Nationalism is in a sense against the idea of freedom of the 'self'. These two great thinkers understood the fallacy behind it and provided an idea of India which was unique and sound. But we are now living in an age where there are forces which are trying to redefine and eliminate the multicultural 'Idea of India'. Ram Guha suggests that we are facing three enemies against this pluralistic idea of India.  The first he argues are the domestic nationalists. As Guha puts "To the “theoretically untidy, improvising, pluralist approach” of Gandhi and Nehru, Khilnani wrote, the Sangh parivar offered the alternative of “a culturally and ethnically cleaned-up homogeneous community with a singular Indian citizenship, defended by a state that had both God and nuclear warheads on its side”. In another piece Nandy also has argued "The various brands of religious and ethnic nationalists have done one better.

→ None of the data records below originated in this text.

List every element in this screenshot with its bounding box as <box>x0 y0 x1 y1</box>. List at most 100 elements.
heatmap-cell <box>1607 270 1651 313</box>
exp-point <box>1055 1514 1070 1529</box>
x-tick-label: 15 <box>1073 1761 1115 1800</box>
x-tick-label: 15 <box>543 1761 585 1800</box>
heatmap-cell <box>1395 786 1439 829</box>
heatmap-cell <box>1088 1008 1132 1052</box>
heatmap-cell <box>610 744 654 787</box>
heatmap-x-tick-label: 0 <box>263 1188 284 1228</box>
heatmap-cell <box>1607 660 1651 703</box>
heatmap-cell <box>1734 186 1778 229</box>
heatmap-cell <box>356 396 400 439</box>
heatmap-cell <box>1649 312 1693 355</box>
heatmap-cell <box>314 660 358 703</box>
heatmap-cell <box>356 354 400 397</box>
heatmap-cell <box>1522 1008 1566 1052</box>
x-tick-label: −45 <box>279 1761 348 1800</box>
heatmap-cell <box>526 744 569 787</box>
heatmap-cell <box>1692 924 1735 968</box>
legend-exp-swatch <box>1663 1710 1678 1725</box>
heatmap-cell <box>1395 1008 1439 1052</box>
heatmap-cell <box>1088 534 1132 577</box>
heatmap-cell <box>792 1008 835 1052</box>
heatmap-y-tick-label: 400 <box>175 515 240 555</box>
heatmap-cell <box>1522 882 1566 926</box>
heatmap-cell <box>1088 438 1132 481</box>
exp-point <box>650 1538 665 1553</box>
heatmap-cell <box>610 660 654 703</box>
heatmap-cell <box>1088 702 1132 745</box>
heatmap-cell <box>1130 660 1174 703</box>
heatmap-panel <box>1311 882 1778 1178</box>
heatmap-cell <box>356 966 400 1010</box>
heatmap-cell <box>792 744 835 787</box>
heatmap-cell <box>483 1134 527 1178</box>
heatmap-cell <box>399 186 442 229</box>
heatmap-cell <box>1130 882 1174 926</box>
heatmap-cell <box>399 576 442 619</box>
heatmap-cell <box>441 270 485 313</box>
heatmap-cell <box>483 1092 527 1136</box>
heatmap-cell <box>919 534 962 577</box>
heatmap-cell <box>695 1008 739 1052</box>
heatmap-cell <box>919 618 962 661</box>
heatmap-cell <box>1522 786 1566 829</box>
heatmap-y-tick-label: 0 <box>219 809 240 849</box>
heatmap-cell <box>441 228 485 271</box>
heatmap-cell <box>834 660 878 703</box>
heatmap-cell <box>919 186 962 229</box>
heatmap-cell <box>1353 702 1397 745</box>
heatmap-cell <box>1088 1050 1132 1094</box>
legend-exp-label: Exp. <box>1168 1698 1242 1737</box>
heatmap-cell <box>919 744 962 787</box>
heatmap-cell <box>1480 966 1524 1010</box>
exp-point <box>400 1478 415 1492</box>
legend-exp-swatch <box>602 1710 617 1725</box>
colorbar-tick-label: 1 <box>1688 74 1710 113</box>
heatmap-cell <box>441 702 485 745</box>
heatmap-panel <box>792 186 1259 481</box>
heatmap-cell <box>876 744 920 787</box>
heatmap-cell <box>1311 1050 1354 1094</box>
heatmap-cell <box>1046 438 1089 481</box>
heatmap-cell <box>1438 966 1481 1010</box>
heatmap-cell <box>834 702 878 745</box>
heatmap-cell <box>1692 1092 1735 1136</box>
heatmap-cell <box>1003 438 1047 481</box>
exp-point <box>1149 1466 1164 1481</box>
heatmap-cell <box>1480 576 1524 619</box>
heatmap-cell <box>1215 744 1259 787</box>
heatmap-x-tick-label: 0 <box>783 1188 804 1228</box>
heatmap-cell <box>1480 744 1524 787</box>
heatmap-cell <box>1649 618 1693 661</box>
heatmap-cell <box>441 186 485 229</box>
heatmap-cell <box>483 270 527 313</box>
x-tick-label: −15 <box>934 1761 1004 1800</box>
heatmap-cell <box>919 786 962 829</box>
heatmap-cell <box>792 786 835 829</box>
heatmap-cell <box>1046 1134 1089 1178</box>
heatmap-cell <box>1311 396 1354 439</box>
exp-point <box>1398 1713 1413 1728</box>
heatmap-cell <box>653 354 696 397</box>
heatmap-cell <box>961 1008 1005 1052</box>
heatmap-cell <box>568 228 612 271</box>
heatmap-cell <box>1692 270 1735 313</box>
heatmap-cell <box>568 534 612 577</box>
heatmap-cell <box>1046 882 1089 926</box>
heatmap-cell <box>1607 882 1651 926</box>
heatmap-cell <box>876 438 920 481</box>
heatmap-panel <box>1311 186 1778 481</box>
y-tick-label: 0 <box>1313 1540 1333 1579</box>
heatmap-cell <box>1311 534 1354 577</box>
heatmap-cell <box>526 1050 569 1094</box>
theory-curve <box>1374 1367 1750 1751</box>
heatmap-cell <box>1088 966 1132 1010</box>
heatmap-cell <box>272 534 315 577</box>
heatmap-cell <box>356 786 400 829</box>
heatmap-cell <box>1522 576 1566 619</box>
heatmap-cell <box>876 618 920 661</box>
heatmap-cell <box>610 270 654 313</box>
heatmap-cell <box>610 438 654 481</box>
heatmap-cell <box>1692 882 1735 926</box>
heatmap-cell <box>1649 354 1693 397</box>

Modelling themselves on European nationalists, they have actually tried to subvert the organisational frame of the Indian heritage and reconstruct it according to the needs of a modern nationality. If the record of the Hindu Mahasabha and the Rashtriya Swayam Sevak Sangh looks abysmal in the matter of India’s freedom struggle, it is because Hindu nationalism discovered early that silence, if not direct collaboration with colonialism, paid handsome political dividends. Such collaboration left it free to pursue its agenda against the minorities on the one hand and non-modern and non-modernisable Hinduism on the other."  The second challenge that he poses is the Maoist issue and the third is the separatist movements.

There are myriads of other forces also operating against this 'idea of India' such as corruption, economic inequality and criminalization of politics etc.  It requires a rethink on our side the common folks to preserve the 'unique' pluralistic idea of India that our founding fathers had given and nurtured.